There was no Costco to buy Frankenflowers back then in the 1960's.

Our one-way street, even back then in 1965, was multi-cultural. My school textbooks may have been all "Dick and Jane" and whitebread but my neighbours were originally from Jamaica, Venezuela, India, Greece, Poland, etc.

Today, these same duplex apartments on it go for half a million dollars - despite the fact they back onto the filthy, loud Decarie Expressway, built in 1965/66.

My old duplex apartment is going for a bit less. It hasn't been renovated like the others.

Despite the lack of beauty in my childhood, or perhaps because of it, I'm a huge fan of the Impressionists (and Post-Impressionists).

I visited the Van Gogh Museum in Amsterdam about one year ago, where they do not let you snap pictures of the works.  Still, it's a great museum, that tells Van Gogh's story with clarity and  panache.

Right now, I'm also listening to Zola's Oeuvre on litteratureaudio.com.  Oeuvre, or Masterpiece, is based on the author's relationship with the artist Cezanne.

Of course, Cezanne, the father of modern art and  a manic-depressive, struggled to get his artwork recognized. He even had problems getting his paintings into the "Salon of the Rejected."

This makes me wonder, "What's the equivalent, today?" What great art of the future is being downplayed by the Bourg..ious..oeus, (I can't EVER spell that word.)

The middle class.

Video games? My son, of course, loves his video games and I, of course, have always found them too violent - and silly and a waste of time.

Last year, though, I asked my boy to dig me out a few non-violent ones so that I could try them out on the PlayStation. I no longer wanted to be a smug Philistine. I also was in in search of some brain-sersize.

He lent me Rayman and Assassin's Creed and Christine and Dark Rain.

It is difficult developing this video game 'literacy' when you are much older. I was all fumble-fingered - so I gave up.

But, now, after this wonderful VR experience in Ottawa, one that made me realize that this medium is supposed to be pleasurable, I can see the future of video games and VR and I want to be prepared for it.

I pulled out my son's video games, which are still in my home, and tried again. And I was a little bit better at it.

No, I don't want to be like those short-sighted Paris critics, who said Cezanne's paintings looked as if a monkey had thrown poop at a canvas.

(Hey, aren't monkeys throwing poop BIG on YouTube?

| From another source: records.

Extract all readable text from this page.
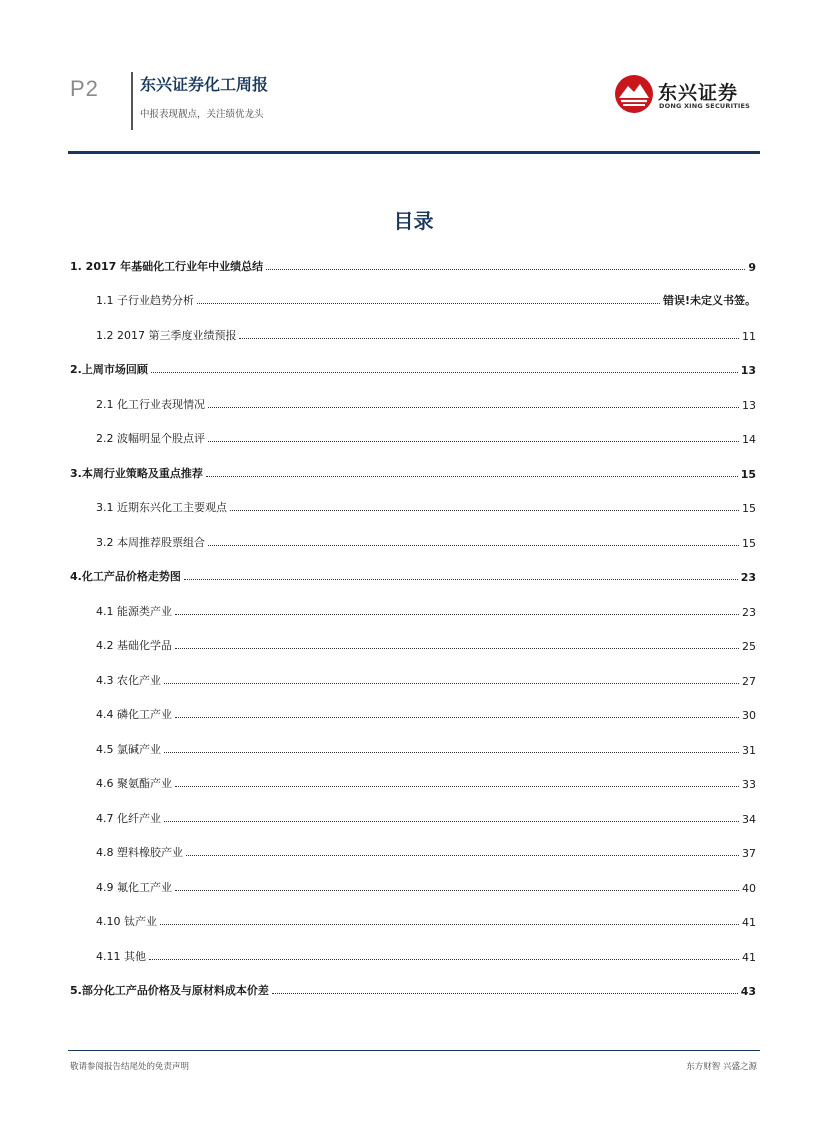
P2	东兴证券化工周报
中报表现靓点，关注绩优龙头
东兴证券
DONG XING SECURITIES
目录
1. 2017 年基础化工行业年中业绩总结	9
1.1 子行业趋势分析	错误!未定义书签。
1.2 2017 第三季度业绩预报	11
2.上周市场回顾	13
2.1 化工行业表现情况	13
2.2 波幅明显个股点评	14
3.本周行业策略及重点推荐	15
3.1 近期东兴化工主要观点	15
3.2 本周推荐股票组合	15
4.化工产品价格走势图	23
4.1 能源类产业	23
4.2 基础化学品	25
4.3 农化产业	27
4.4 磷化工产业	30
4.5 氯碱产业	31
4.6 聚氨酯产业	33
4.7 化纤产业	34
4.8 塑料橡胶产业	37
4.9 氟化工产业	40
4.10 钛产业	41
4.11 其他	41
5.部分化工产品价格及与原材料成本价差	43
敬请参阅报告结尾处的免责声明	东方财智 兴盛之源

That's what my son tells me.)

 OK. I clearly deserve kudos for being so open-minded ;) I'm also a typical older person who is into genealogy. I belong to a genealogical writing group that meets once a month to write down our family stories.

We've compiled our best stories in a book, Beads in a Necklace: family stories from Genealogy Ensemble, to be published in autumn, 1917.

I was re-reading some of these stories today. If I say so myself, they are pretty amazing, a genuine chronicle of Canadian social history, with a focus on Montreal history.

These family stories are in essay form, combining fiction and non-fiction techniques - as well as photos.

This makes me  wonder whether future genealogists will be taking their family photos and films and videos and turning them into, yes, virtual reality presentations!

OK. Slow down, Dorothy.  One step at a time.